Cluster controller actually manages two cluster: Kafka brokers and ZooKeeper
The cluster controller running on Kubernetes (or OpenShift) is in charge to deploy an Apache Kafka cluster based on the configuration provided by the user through a “cluster” ConfigMap resource.
Its main work is to watch for a ConfigMap which contains the cluster configuration (i.e. number of broker nodes, number of Zookeeper nodes, healthcheck information, broker configuration properties, metrics configuration and so on) and then deploying the cluster based on such information.
During its life, the cluster controller is also in charge to check updates on the ConfigMap and reflecting the changes on the already deployed cluster (i.e. the user increase the number of broker nodes in order to scale up the cluster or change some metrics parameters and so on).
It supports two flavours of deployment depending on your workload. For throwaway clusters for testing and development you can use the ephemeral deployment mode, which uses the `emptyDir` local volume type which get reclaimed (deleted) if any of the pods stop for any reason.
The second flavour of deployment is known as persistent mode. This mode uses PersistentVolumes and any of the PersistentVolume type’s available (hostPath, EBS, etc.) in order to provide stable storage for broker pods that can survive the failure of a pod.
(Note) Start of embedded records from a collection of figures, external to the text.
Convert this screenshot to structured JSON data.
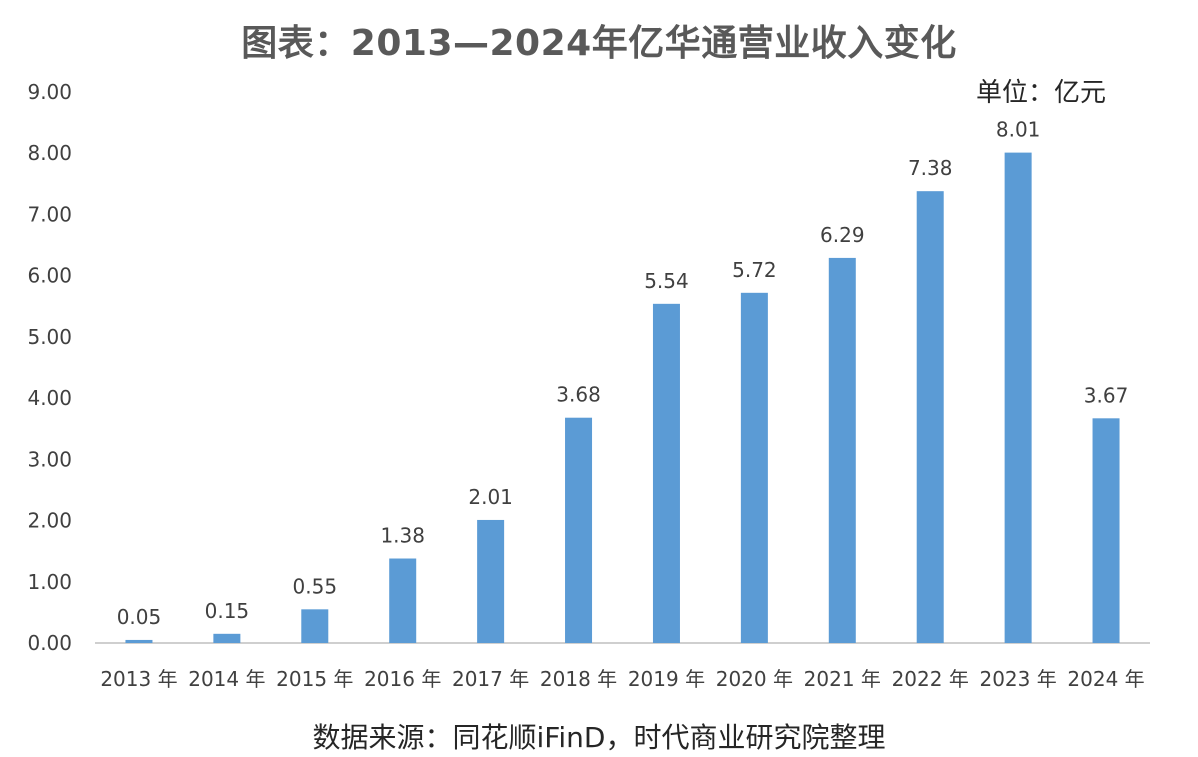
{
  "title": "图表：2013—2024年亿华通营业收入变化",
  "unit_label": "单位：亿元",
  "source_note": "数据来源：同花顺iFinD，时代商业研究院整理",
  "colors": {
    "bar": "#5B9BD5",
    "axis": "#BFBFBF",
    "text": "#404040"
  },
  "chart_data": {
    "type": "bar",
    "title": "图表：2013—2024年亿华通营业收入变化",
    "categories": [
      "2013 年",
      "2014 年",
      "2015 年",
      "2016 年",
      "2017 年",
      "2018 年",
      "2019 年",
      "2020 年",
      "2021 年",
      "2022 年",
      "2023 年",
      "2024 年"
    ],
    "values": [
      0.05,
      0.15,
      0.55,
      1.38,
      2.01,
      3.68,
      5.54,
      5.72,
      6.29,
      7.38,
      8.01,
      3.67
    ],
    "data_labels": [
      "0.05",
      "0.15",
      "0.55",
      "1.38",
      "2.01",
      "3.68",
      "5.54",
      "5.72",
      "6.29",
      "7.38",
      "8.01",
      "3.67"
    ],
    "y_ticks": [
      "0.00",
      "1.00",
      "2.00",
      "3.00",
      "4.00",
      "5.00",
      "6.00",
      "7.00",
      "8.00",
      "9.00"
    ],
    "xlabel": "",
    "ylabel": "",
    "ylim": [
      0,
      9
    ],
    "grid": false,
    "legend": "none"
  }
}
Strimzi has several other features including support to host persistent KafkaConnect instances, an in-process HTTP server for controller health metrics.
The topic controller provides a way to manage the Kafka topics without interacting with the Kafka brokers directly but using a ConfigMap approach.
In the same way as the cluster controller, the topic controller is in charge to watch for specific ConfigMap resources which describe topics.
This allows the user to use ConfigMaps to define topic information (i.e. name, number of partitions, replication factor and so on) and the topic controller will process it to create or update the topic in the cluster.
If topics are modified or created by some other means then the topic controller will synchronize topic ConfigMap(s) so they can be operated on through strimzi as well.